Some 1,600 members of Colombia’s excint socialist party Union Patriotica (UP) were murdered between 1984 and 1997, according to a new book.
With his book, Union Patriotica (Patriotic Union), researcher Roberto Romero wanted to pay homage to the party of which he was a member by recalling the genocide of his fellow comrades, he said in an interview with newspaper El Espectador published Sunday.
In the 435 page book he listed 1,598 victims with names, locations and dates of death from April 6, 1984 to December 30, 1997.
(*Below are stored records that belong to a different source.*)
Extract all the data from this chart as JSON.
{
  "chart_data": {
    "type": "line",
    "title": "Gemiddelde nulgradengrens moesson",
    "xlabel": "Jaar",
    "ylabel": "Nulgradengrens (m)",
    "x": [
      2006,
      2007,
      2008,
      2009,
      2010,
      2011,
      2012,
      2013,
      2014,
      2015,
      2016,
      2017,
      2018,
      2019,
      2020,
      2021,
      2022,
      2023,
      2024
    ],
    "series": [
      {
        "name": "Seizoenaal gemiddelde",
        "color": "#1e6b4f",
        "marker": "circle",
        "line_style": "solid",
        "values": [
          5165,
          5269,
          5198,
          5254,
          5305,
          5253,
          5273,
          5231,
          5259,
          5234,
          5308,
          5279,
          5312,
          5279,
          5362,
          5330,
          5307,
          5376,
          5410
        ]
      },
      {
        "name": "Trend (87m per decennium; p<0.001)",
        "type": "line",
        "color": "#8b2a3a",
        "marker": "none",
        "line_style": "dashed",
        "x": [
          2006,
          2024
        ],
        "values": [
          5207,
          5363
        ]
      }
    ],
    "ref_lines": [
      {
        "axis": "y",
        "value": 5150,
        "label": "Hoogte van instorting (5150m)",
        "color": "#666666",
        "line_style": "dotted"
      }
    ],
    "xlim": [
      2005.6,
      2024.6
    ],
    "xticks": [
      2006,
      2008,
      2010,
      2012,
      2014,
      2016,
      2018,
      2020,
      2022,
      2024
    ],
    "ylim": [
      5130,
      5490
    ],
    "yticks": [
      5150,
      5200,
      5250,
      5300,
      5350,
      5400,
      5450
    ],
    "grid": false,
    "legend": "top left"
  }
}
Out of the almost 1,600 murders documented, only 137 resulted in judicial sentencing. Romero’s researched identified that areas of the most fatalities were Meta and Antioquia with 458 and 385 respectively, representing more than half the total killed.
The author said he hopes that Colombians never forget the past as a means to ensure peace for the future. He recalled the massacre of Segovia, Antioquia on November 11, 1988 in which, “The paramilitaries came and killed all those people. Then before leaving, wrote on the walls, ‘Do not come back to vote for the Union Patriotica. That causes death.'” Those murders resulted in the loss of all the party’s power in that region.
“To meet the cry of peace there must be changes,” said Romero. “Society has to accept that it allowed this genocide and should apologize.”
Amid rumors that the Union Patriotica was exterminated for its ties with the FARC, Romero said that after some years, his party broke away from the guerrilla organization and went on to condemn it. He said, “For example, Bernardo Jaramillo Ossa sharply rejected the FARC and they just killed him.”
The author recalled his days with the party when he ran against the man who would later become the supreme commander of the FARC from 2008 until his death on November 4, 2011 – “Alfonso Cano.”
“I won an election against Alfonso Cano,” he said smiling. “We both were presented to the position of District Secretary of the Communist Youth, but I remained. He got so mad that I decided it was best to leave the job to him.”
Romero said that after a while, he was tired of hearing about his fallen comrades and reiterated what Bogota‘s interim Mayor Clara Lopez wrote in the preface to his book, that at “every funeral people were saying goodbye: we’ll see each other in the next [life].”
“The frustration becomes such that you no longer feel. I think that is why Colombian society is so sleepy, from all the tragedies that we have lived,” said Romero.